Thursday, Jan. 31, 2008

Outsourcing Home Cooking

By Joel Stein

There was a time when everyone knew what cooking meant. You chopped food into smaller pieces, mixed them together, added seasoning and heated the whole thing up. Then things got confusing. Was dropping frozen peas in a pot cooking? Was combining Campbell's cream of mushroom soup, Bumble Bee tuna and Ritz crackers cooking? Heating a Hungry Man?

Right now I have no idea if I'm cooking. I'm standing at a Dream Dinners location in Burbank, Calif., next to a lot of moms. Following a posted recipe, we're scooping cubes of frozen, dry-looking chicken into a Ziploc bag, adding measuring cups full of chopped frozen vegetables, liquid smoke, minced garlic and barbecue sauce. We're making a week's worth of these meals, putting Ziploc bags of meat and Ziploc bags of vegetables and Ziploc bags of seasonings inside bigger Ziploc bags to protect the smaller Ziploc bags. I deeply suspect that the meals at Dream Dinners were invented by a major shareholder of the corporation that owns Ziploc.

The idea for applying Henry Ford assembly-line techniques to home cooking began in 1995, when Dream Dinners co-founder Stephanie Allen's catering business in Snohomish, Wash., became so busy, she didn't have time to cook for her own family. So she and a friend started getting together one Saturday a month to prepare a bunch of meals, shoving them in the freezer and later heating them up one night at a time. After seven years of giving tips to other moms who heard about the system, Allen sent an e-mail inviting friends to her catering kitchen. "I told them that we'll make this a girls' night out once a month," she said. "I'll bring the wine and the music, and [we'll] get a chore done."

Now there are 278 Dream Dinners locations and some 60 other meal-assembly kitchen chains serving about 350,000 customers a month, each of whom typically packs an ice chest of 12 meals in little more than an hour. In fact, there are so many of these places that a website, mealassembly.net helps you find the one closest to your home, whether that's in Seattle, Sydney, Singapore or Saskatoon. The industry got so crowded last year that some stores are closing, and many--like Super Suppers--are selling premade frozen meals, at no extra charge; some are even starting to deliver. Others are going upscale: Colorado's Organic Dish, which focuses on local ingredients, has entrees such as Halibut en Papillote.
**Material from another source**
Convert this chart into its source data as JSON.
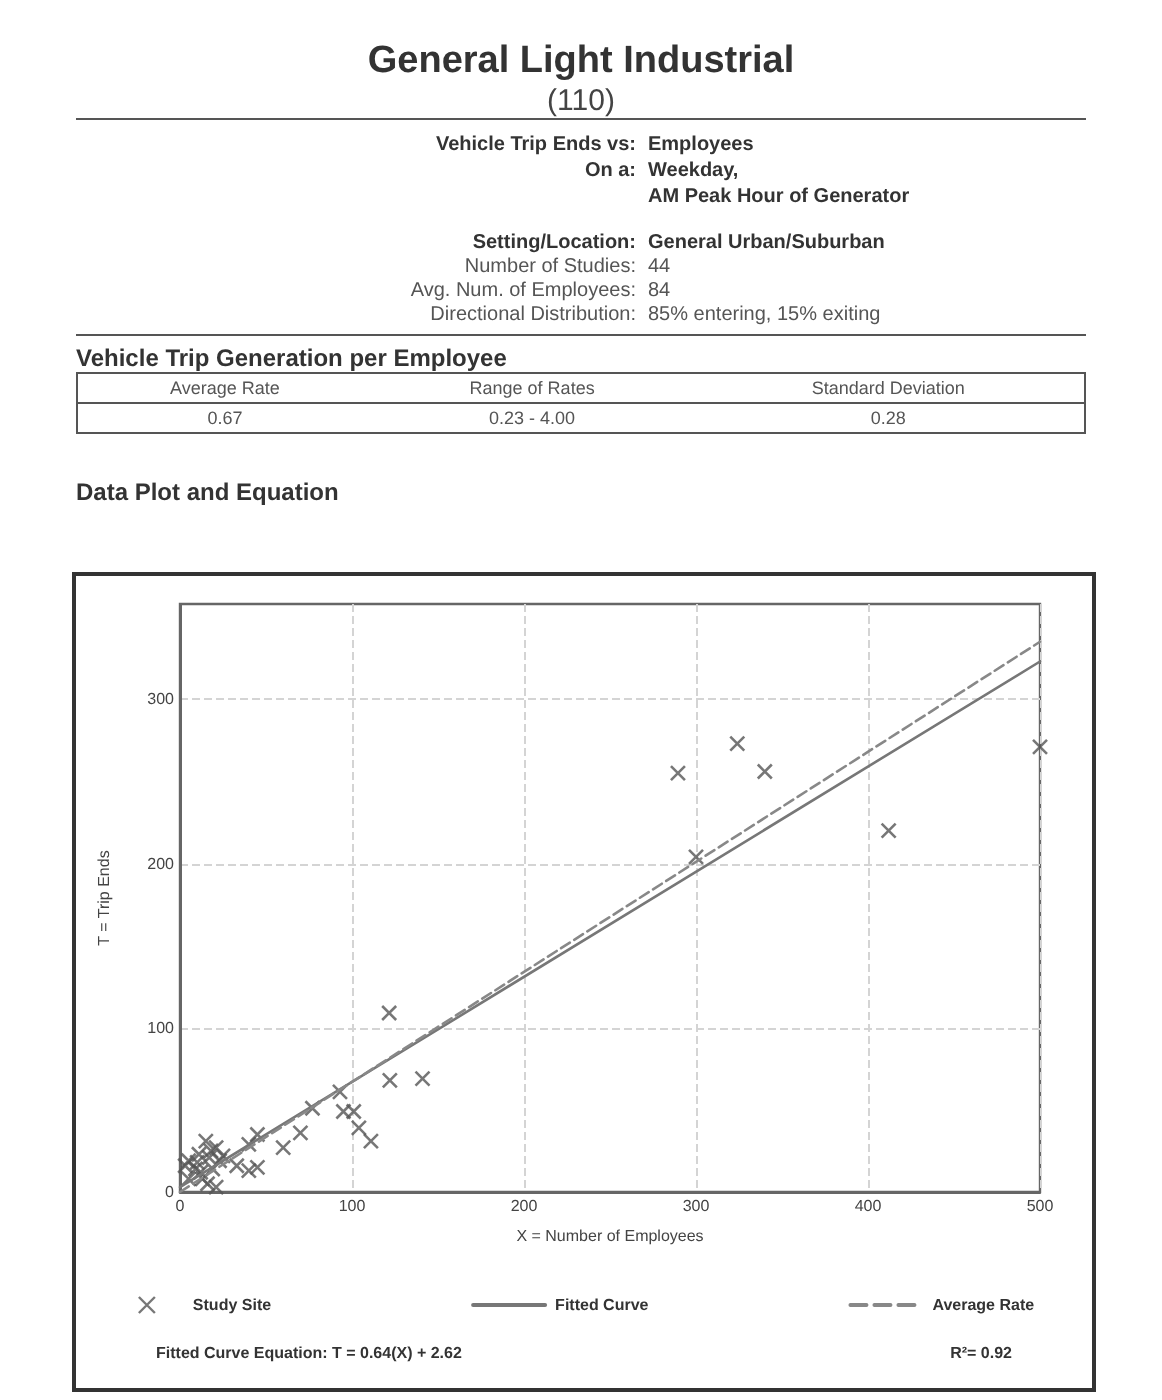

I got meals at Super Suppers, Dream Dinners and Let's Eat!, the latter a well-reviewed East Coast chain that uses fresh herbs and serves complimentary mimosas. And I was surprised that while these meals tasted nothing like anything I'd ever make or order at a restaurant, they were mostly pretty good. I'd have Dream Dinners' rich Steak Gorgonzola again, or that big, gloppy, messy, delicious dish of prunes, olives and capers they call Chicken Mirabella.

The other nice thing was the price. I learned that you can clip as many coupons as you want, but you can never make a dinner as cheaply as these kitchens can. I got nine entrees, each of which is supposed to serve three, and two desserts from Dream Dinners for $146.87--under $5 a serving. I also learned that my wife and I eat about two servings each.

Strangely, though, the assembly-line system didn't actually save me time, compared with cooking dinner myself. The entrees don't come with sides, just suggestions for them, so I found myself chopping bacon, shallots and garlic for Brussels sprouts while stirring the pulled pork--a dish that usually takes me five minutes to prep from scratch and comes out much better.

But the appeal of the meal-assembly approach isn't that it saves you time; it's that it saves you having to think. That's what the moms at Dream Dinners liked: they didn't have to worry about what was for dinner when they came home from work. Some of them confessed they didn't tell their families that they didn't "make" dinner, because, maybe, kind of, they sort of did. Unlike the old frozen dinner, designed to be consumed with multitasking efficiency while watching television, the new one--with its dirty pots and table setting--is trying to freeze something else: our family life. And maybe, kind of, sort of, that's what cooking is about.